Alterations of the skeletal muscle nuclear proteome after acute exercise reveals a post-transcriptional influence.

UNLABELLED

Exercise is firmly established as a key contributor to overall well-being and is frequently employed as a therapeutic approach to mitigate various health conditions. One pivotal aspect of the impact of exercise lies in the systemic transcriptional response, which underpins its beneficial adaptations. While extensive research has been devoted to understanding the transcriptional response to exercise, our knowledge of the protein constituents of nuclear processes that accompany gene expression in skeletal muscle remains largely elusive. We hypothesize that alterations in the nuclear proteome following exercise hold vital clues for comprehending the transcriptional regulation and other related nuclear functions. We isolated skeletal muscle nuclei from C57BL/6 mice both sedentary control and one-hour post 30-minute treadmill running, to gain insights into the nuclear proteome after exercise. A substantial number of the 2,323 proteins identified, were related to nuclear functions. For instance, we found 59 proteins linked to nucleocytoplasmic transport were higher in sedentary mice compared to exercise, hinting at an exercise-induced modulation to nuclear trafficking. Furthermore, 135 proteins exhibited increased abundance after exercise (FDR < 0.1) while 89 proteins decreased, with the most prominent changes in proteins linked to mRNA processing and splicing. Super resolution microscopy further highlights potential localization change in mRNA processing proteins post-exercise, further suggesting changes in nuclear transport dynamics. Nonetheless, our data provide important considerations for the study of the nuclear proteome and supports a paradigm through which exercise downregulated mRNA processing and splicing, offering valuable insights into the broader landscape of the impact from acute exercise.
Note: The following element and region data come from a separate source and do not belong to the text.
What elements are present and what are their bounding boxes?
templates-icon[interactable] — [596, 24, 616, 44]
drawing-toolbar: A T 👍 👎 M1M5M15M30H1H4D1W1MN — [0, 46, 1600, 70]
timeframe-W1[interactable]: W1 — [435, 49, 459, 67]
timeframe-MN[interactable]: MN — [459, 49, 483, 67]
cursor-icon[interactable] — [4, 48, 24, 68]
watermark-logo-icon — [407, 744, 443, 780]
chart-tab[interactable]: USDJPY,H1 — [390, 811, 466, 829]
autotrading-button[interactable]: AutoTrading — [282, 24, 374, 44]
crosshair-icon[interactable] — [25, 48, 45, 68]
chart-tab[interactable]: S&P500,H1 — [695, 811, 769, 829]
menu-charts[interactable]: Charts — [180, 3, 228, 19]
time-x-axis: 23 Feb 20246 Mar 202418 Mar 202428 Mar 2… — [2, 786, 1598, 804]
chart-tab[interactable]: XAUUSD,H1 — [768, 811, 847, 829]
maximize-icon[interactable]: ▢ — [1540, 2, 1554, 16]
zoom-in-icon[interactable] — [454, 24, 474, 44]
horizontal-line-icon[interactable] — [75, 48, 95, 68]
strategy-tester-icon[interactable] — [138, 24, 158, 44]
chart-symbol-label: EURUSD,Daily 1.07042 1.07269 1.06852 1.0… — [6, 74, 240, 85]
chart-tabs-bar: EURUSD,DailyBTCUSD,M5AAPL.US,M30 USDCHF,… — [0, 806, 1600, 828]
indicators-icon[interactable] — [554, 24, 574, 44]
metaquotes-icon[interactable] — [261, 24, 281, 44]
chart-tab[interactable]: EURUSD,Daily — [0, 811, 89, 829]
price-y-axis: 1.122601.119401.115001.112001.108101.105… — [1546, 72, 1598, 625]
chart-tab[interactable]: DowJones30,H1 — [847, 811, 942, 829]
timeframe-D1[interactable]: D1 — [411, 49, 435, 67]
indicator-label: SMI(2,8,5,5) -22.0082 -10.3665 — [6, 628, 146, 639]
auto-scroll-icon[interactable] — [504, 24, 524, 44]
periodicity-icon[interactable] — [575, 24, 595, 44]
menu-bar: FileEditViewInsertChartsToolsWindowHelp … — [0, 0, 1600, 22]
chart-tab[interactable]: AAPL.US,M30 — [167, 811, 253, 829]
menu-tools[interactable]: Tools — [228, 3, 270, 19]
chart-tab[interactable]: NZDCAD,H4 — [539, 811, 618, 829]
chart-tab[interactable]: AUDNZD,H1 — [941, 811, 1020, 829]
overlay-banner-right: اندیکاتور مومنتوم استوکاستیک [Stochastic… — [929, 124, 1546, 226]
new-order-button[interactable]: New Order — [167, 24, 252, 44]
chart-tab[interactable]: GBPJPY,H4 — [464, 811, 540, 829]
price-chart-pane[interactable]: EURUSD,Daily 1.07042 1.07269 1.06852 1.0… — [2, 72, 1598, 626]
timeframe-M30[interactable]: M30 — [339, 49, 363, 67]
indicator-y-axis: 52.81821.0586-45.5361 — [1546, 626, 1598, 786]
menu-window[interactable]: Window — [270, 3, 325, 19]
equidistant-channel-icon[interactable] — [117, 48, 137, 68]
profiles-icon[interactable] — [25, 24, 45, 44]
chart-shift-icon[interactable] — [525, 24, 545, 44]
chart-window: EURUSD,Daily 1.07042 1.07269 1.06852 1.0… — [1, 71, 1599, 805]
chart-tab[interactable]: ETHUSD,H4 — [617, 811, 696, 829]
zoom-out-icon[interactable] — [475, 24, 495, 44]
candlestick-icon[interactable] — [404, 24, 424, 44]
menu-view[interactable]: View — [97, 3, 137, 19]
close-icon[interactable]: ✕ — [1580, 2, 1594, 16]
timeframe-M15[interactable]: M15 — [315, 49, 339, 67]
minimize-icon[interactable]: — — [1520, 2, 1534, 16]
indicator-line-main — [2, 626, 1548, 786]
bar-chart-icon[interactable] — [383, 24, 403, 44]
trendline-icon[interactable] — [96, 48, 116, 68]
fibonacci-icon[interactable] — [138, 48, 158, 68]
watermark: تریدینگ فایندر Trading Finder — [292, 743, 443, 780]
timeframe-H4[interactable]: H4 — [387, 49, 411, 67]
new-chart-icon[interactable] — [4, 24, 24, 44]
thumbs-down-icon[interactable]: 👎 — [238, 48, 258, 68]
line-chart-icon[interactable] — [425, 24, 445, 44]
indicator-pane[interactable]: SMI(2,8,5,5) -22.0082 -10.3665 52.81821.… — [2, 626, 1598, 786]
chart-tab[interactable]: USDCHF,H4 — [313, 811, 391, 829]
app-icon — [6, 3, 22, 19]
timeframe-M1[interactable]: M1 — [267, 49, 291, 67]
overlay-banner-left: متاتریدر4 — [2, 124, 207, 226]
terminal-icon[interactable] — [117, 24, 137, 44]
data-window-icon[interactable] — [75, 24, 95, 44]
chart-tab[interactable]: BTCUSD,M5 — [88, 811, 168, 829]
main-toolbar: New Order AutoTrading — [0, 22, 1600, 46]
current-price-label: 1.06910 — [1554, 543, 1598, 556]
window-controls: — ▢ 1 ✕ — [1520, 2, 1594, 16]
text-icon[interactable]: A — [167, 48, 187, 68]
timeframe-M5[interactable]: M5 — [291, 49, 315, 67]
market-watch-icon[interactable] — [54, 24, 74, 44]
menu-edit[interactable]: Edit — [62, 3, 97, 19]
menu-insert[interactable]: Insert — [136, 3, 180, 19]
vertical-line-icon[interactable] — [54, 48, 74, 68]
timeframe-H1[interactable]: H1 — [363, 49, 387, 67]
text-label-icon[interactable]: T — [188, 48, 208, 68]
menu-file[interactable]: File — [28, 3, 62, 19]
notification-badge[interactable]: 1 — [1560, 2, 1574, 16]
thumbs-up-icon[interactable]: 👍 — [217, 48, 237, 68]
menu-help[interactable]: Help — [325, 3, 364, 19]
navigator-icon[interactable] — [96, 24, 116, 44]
NEW & NOTEWORTHY: Exercise plays a crucial role in promoting muscle health, but our understanding of nuclear proteins orchestrating exercise responses is limited. Isolation of skeletal muscle nuclei coupled with mass spectrometry enhanced the identification of nuclear proteins. This approach was used to investigate the effects of acute exercise, revealing changes in the muscle nuclear proteome 1-hour post-exercise, including proteins linked to post-transcriptional processing and splicing. Our findings offer insights into the exercise-induced changes within muscle nuclear proteins.